Question

AB is a chord of circle of radius 4.3cm and P is a point on AB which divides it into two parts in the ratio 7:10. If P is 2.7cm away from the centre o find the length of the AB

Answer 1

Answer:

Step-by-step explanation:

Answer 2

Hence the length of the AB is 6.8 cm.

Step-by-step explanation:

Given:  

Here AB is a chord of circle of radius 4.3 cm and P is a point on AB which divides it into two parts in the ratio 7:10.

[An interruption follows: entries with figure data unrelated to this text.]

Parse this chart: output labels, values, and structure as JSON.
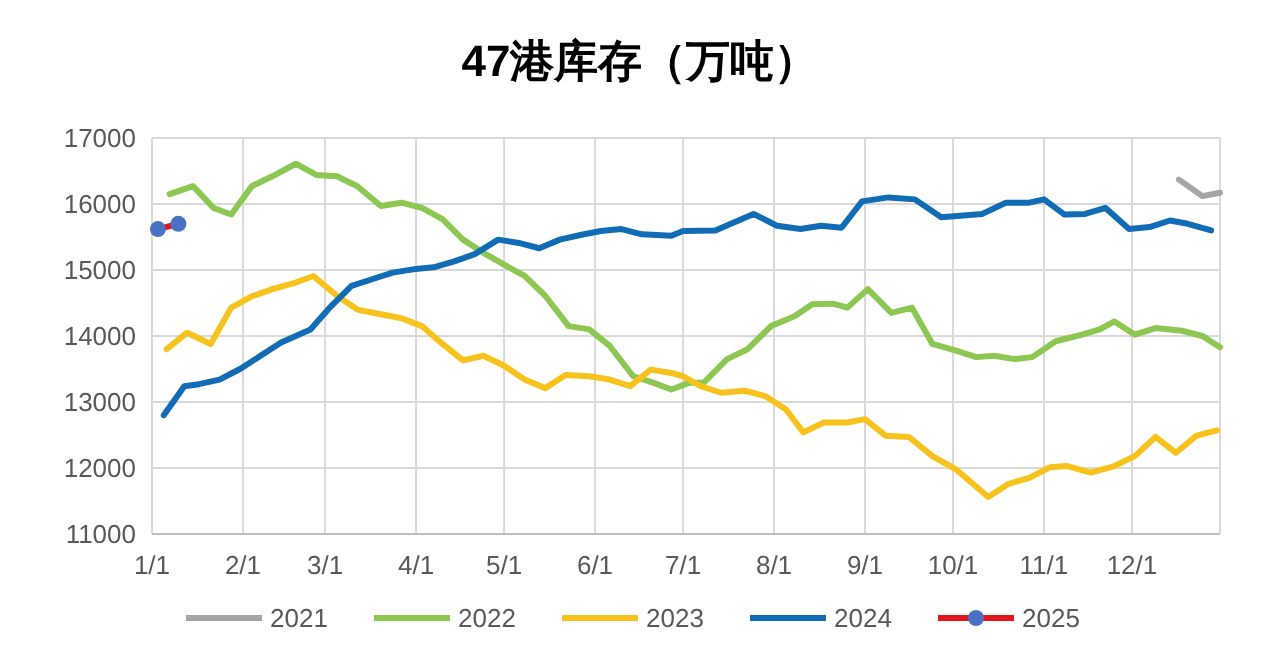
{
  "chart_data": {
    "type": "line",
    "title": "47港库存（万吨）",
    "xlim": [
      "--01-01",
      "--12-31"
    ],
    "xticks": [
      {
        "value": "--01-01",
        "label": "1/1"
      },
      {
        "value": "--02-01",
        "label": "2/1"
      },
      {
        "value": "--03-01",
        "label": "3/1"
      },
      {
        "value": "--04-01",
        "label": "4/1"
      },
      {
        "value": "--05-01",
        "label": "5/1"
      },
      {
        "value": "--06-01",
        "label": "6/1"
      },
      {
        "value": "--07-01",
        "label": "7/1"
      },
      {
        "value": "--08-01",
        "label": "8/1"
      },
      {
        "value": "--09-01",
        "label": "9/1"
      },
      {
        "value": "--10-01",
        "label": "10/1"
      },
      {
        "value": "--11-01",
        "label": "11/1"
      },
      {
        "value": "--12-01",
        "label": "12/1"
      }
    ],
    "ylim": [
      11000,
      17000
    ],
    "yticks": [
      11000,
      12000,
      13000,
      14000,
      15000,
      16000,
      17000
    ],
    "grid": true,
    "legend": "bottom",
    "marker": "none",
    "line_style": "solid",
    "series": [
      {
        "name": "2021",
        "color": "#a5a5a5",
        "x": [
          "--12-17",
          "--12-25",
          "--12-31"
        ],
        "values": [
          16370,
          16120,
          16170
        ]
      },
      {
        "name": "2022",
        "color": "#8cc751",
        "x": [
          "--01-07",
          "--01-15",
          "--01-22",
          "--01-28",
          "--02-04",
          "--02-11",
          "--02-19",
          "--02-26",
          "--03-05",
          "--03-12",
          "--03-20",
          "--03-27",
          "--04-03",
          "--04-10",
          "--04-17",
          "--04-24",
          "--05-01",
          "--05-08",
          "--05-15",
          "--05-23",
          "--05-30",
          "--06-06",
          "--06-14",
          "--06-21",
          "--06-27",
          "--07-03",
          "--07-08",
          "--07-16",
          "--07-23",
          "--07-31",
          "--08-08",
          "--08-14",
          "--08-21",
          "--08-26",
          "--09-02",
          "--09-10",
          "--09-17",
          "--09-24",
          "--10-02",
          "--10-09",
          "--10-15",
          "--10-22",
          "--10-28",
          "--11-05",
          "--11-14",
          "--11-20",
          "--11-25",
          "--12-02",
          "--12-09",
          "--12-18",
          "--12-25",
          "--12-31"
        ],
        "values": [
          16150,
          16270,
          15940,
          15840,
          16270,
          16420,
          16610,
          16440,
          16420,
          16270,
          15970,
          16020,
          15940,
          15770,
          15460,
          15260,
          15080,
          14910,
          14610,
          14150,
          14100,
          13850,
          13390,
          13290,
          13190,
          13290,
          13290,
          13650,
          13800,
          14150,
          14300,
          14480,
          14490,
          14430,
          14710,
          14350,
          14430,
          13880,
          13780,
          13680,
          13700,
          13650,
          13680,
          13920,
          14020,
          14100,
          14220,
          14020,
          14120,
          14080,
          14000,
          13830
        ]
      },
      {
        "name": "2023",
        "color": "#f7c21c",
        "x": [
          "--01-06",
          "--01-13",
          "--01-21",
          "--01-28",
          "--02-04",
          "--02-11",
          "--02-19",
          "--02-25",
          "--03-05",
          "--03-12",
          "--03-20",
          "--03-27",
          "--04-03",
          "--04-10",
          "--04-17",
          "--04-24",
          "--05-01",
          "--05-08",
          "--05-15",
          "--05-22",
          "--05-30",
          "--06-06",
          "--06-13",
          "--06-20",
          "--06-27",
          "--07-01",
          "--07-07",
          "--07-14",
          "--07-22",
          "--07-29",
          "--08-05",
          "--08-11",
          "--08-18",
          "--08-26",
          "--09-01",
          "--09-08",
          "--09-16",
          "--09-24",
          "--10-02",
          "--10-13",
          "--10-20",
          "--10-27",
          "--11-03",
          "--11-09",
          "--11-17",
          "--11-25",
          "--12-02",
          "--12-09",
          "--12-16",
          "--12-23",
          "--12-30"
        ],
        "values": [
          13800,
          14050,
          13880,
          14430,
          14600,
          14710,
          14810,
          14910,
          14610,
          14400,
          14330,
          14270,
          14150,
          13880,
          13630,
          13700,
          13550,
          13340,
          13210,
          13410,
          13390,
          13340,
          13240,
          13490,
          13440,
          13390,
          13240,
          13140,
          13170,
          13090,
          12890,
          12540,
          12690,
          12690,
          12740,
          12490,
          12470,
          12180,
          11980,
          11560,
          11760,
          11850,
          12010,
          12030,
          11930,
          12030,
          12180,
          12470,
          12230,
          12490,
          12570
        ]
      },
      {
        "name": "2024",
        "color": "#116cb6",
        "x": [
          "--01-05",
          "--01-12",
          "--01-17",
          "--01-24",
          "--01-31",
          "--02-07",
          "--02-14",
          "--02-24",
          "--03-03",
          "--03-10",
          "--03-17",
          "--03-24",
          "--03-31",
          "--04-07",
          "--04-14",
          "--04-21",
          "--04-29",
          "--05-06",
          "--05-13",
          "--05-20",
          "--05-27",
          "--06-03",
          "--06-10",
          "--06-17",
          "--06-27",
          "--07-01",
          "--07-12",
          "--07-25",
          "--08-02",
          "--08-10",
          "--08-17",
          "--08-24",
          "--08-31",
          "--09-09",
          "--09-18",
          "--09-27",
          "--10-11",
          "--10-19",
          "--10-27",
          "--11-01",
          "--11-08",
          "--11-15",
          "--11-22",
          "--11-30",
          "--12-07",
          "--12-14",
          "--12-20",
          "--12-28"
        ],
        "values": [
          12800,
          13240,
          13270,
          13340,
          13500,
          13700,
          13900,
          14100,
          14450,
          14760,
          14860,
          14960,
          15010,
          15040,
          15130,
          15240,
          15460,
          15410,
          15330,
          15460,
          15530,
          15590,
          15620,
          15540,
          15520,
          15590,
          15600,
          15850,
          15670,
          15620,
          15670,
          15640,
          16040,
          16100,
          16070,
          15800,
          15850,
          16020,
          16020,
          16070,
          15840,
          15850,
          15940,
          15620,
          15650,
          15750,
          15700,
          15600
        ]
      },
      {
        "name": "2025",
        "color": "#e3141c",
        "marker": "circle",
        "colors": [
          "#4a72c4",
          "#4a72c4"
        ],
        "x": [
          "--01-03",
          "--01-10"
        ],
        "values": [
          15620,
          15700
        ]
      }
    ]
  }
}
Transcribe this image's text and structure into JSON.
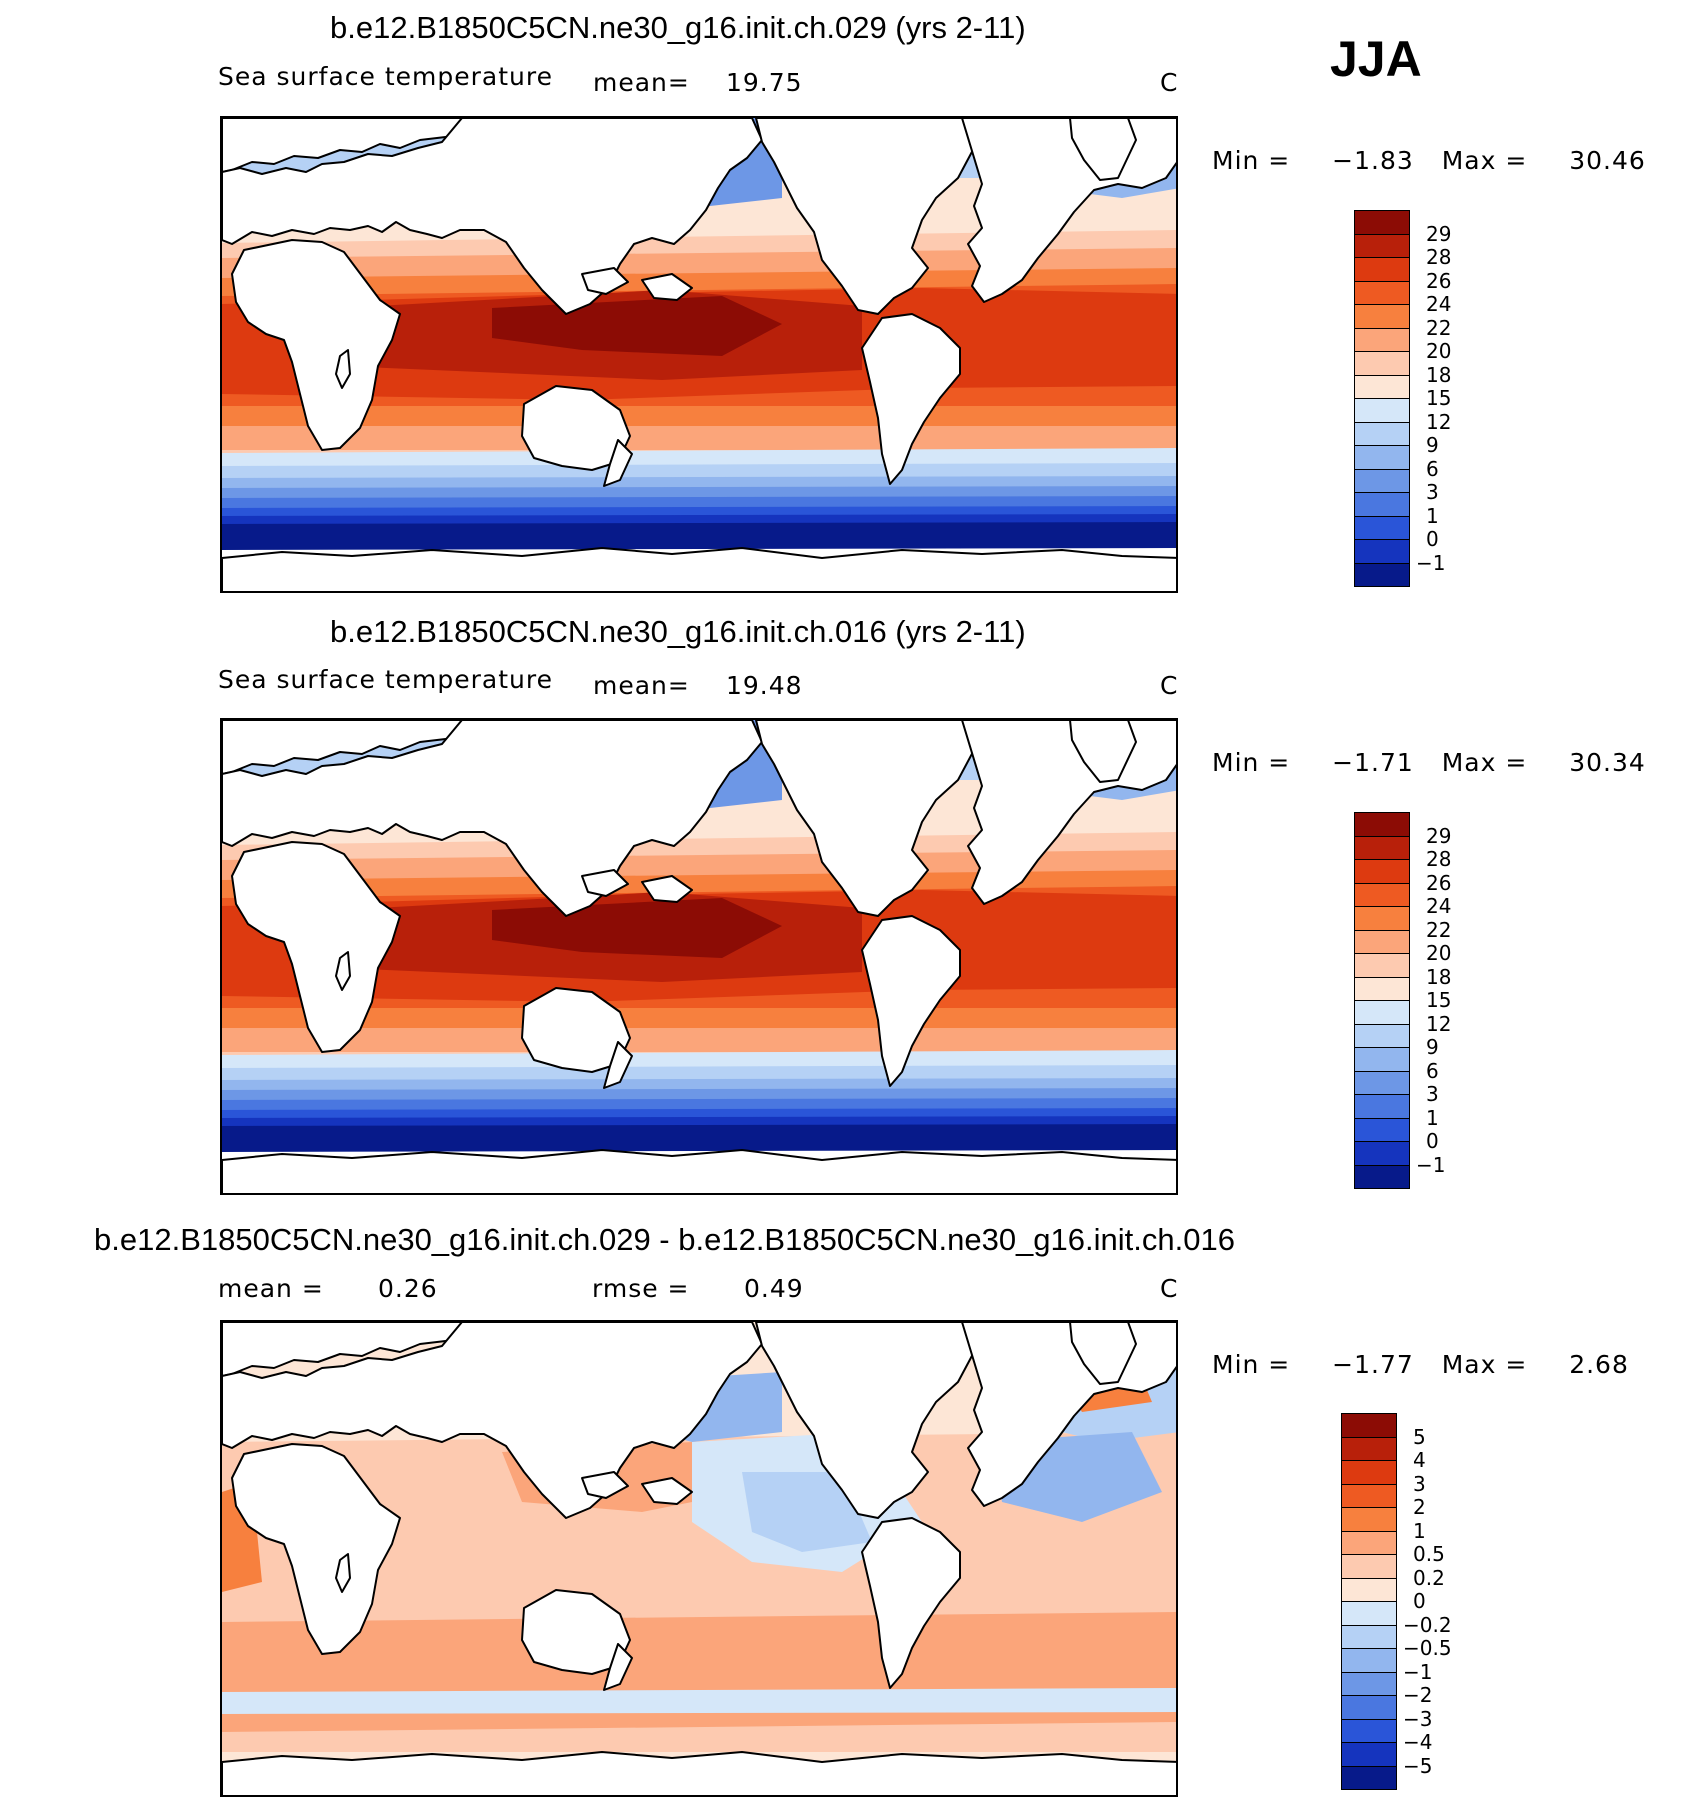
{
  "season": "JJA",
  "panels": [
    {
      "title": "b.e12.B1850C5CN.ne30_g16.init.ch.029 (yrs 2-11)",
      "variable": "Sea surface temperature",
      "stat1_label": "mean=",
      "stat1_value": "19.75",
      "stat2_label": "",
      "stat2_value": "",
      "units": "C",
      "min_label": "Min =",
      "min_value": "−1.83",
      "max_label": "Max =",
      "max_value": "30.46",
      "kind": "sst",
      "colorbar": {
        "labels": [
          "29",
          "28",
          "26",
          "24",
          "22",
          "20",
          "18",
          "15",
          "12",
          "9",
          "6",
          "3",
          "1",
          "0",
          "−1"
        ],
        "colors": [
          "#8c0c05",
          "#b8200a",
          "#dd3a10",
          "#ee5a22",
          "#f7803e",
          "#fba57a",
          "#fdcab0",
          "#fde6d6",
          "#d5e7f9",
          "#b5d1f5",
          "#92b6ee",
          "#6d97e6",
          "#4a77e0",
          "#2a55d8",
          "#1534be",
          "#071a8a"
        ]
      }
    },
    {
      "title": "b.e12.B1850C5CN.ne30_g16.init.ch.016 (yrs 2-11)",
      "variable": "Sea surface temperature",
      "stat1_label": "mean=",
      "stat1_value": "19.48",
      "stat2_label": "",
      "stat2_value": "",
      "units": "C",
      "min_label": "Min =",
      "min_value": "−1.71",
      "max_label": "Max =",
      "max_value": "30.34",
      "kind": "sst",
      "colorbar": {
        "labels": [
          "29",
          "28",
          "26",
          "24",
          "22",
          "20",
          "18",
          "15",
          "12",
          "9",
          "6",
          "3",
          "1",
          "0",
          "−1"
        ],
        "colors": [
          "#8c0c05",
          "#b8200a",
          "#dd3a10",
          "#ee5a22",
          "#f7803e",
          "#fba57a",
          "#fdcab0",
          "#fde6d6",
          "#d5e7f9",
          "#b5d1f5",
          "#92b6ee",
          "#6d97e6",
          "#4a77e0",
          "#2a55d8",
          "#1534be",
          "#071a8a"
        ]
      }
    },
    {
      "title": "b.e12.B1850C5CN.ne30_g16.init.ch.029 - b.e12.B1850C5CN.ne30_g16.init.ch.016",
      "variable": "",
      "stat1_label": "mean =",
      "stat1_value": "0.26",
      "stat2_label": "rmse =",
      "stat2_value": "0.49",
      "units": "C",
      "min_label": "Min =",
      "min_value": "−1.77",
      "max_label": "Max =",
      "max_value": "2.68",
      "kind": "diff",
      "colorbar": {
        "labels": [
          "5",
          "4",
          "3",
          "2",
          "1",
          "0.5",
          "0.2",
          "0",
          "−0.2",
          "−0.5",
          "−1",
          "−2",
          "−3",
          "−4",
          "−5"
        ],
        "colors": [
          "#8c0c05",
          "#b8200a",
          "#dd3a10",
          "#ee5a22",
          "#f7803e",
          "#fba57a",
          "#fdcab0",
          "#fde6d6",
          "#d5e7f9",
          "#b5d1f5",
          "#92b6ee",
          "#6d97e6",
          "#4a77e0",
          "#2a55d8",
          "#1534be",
          "#071a8a"
        ]
      }
    }
  ]
}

As shown in the figure, let AP=7x, PB=10x, OP=2.7 cm, OA= 4.3 cm

Now chord is bisected by perpendicular from the center so,

⇒AM=MB

=$\frac{17x}{2}$  

=8.5x

Also, AM=AP+PM

PM=AM-AP

PM=8.5x−7x

=1.5x

Now in right angle triangle AOM,

$OM^2=4.3^2-(8.5x)^2$

and in right angle triangle OPM,

PM=8.5x−7x=1.5x

$OM^2=2.7^2-(1.5x)^2$

Equating both we get,

$4.3^2-(8.5x)^2=2.7^2-(1.5x)^2$

$(8.5x)^2-(1.5x)^2=4.3^2-2.7^2$

$72.25x^2-2.25x^2=18.49-7.29$

$70x^2=11.2$

$x^2=\frac{11.2}{70}$

$x^2=0.16$

$x=\sqrt{0.16}$

x=0.4

So,

AB=17x

    =17(0.4)

    =6.8 cm

Hence the length of the AB is 6.8 cm.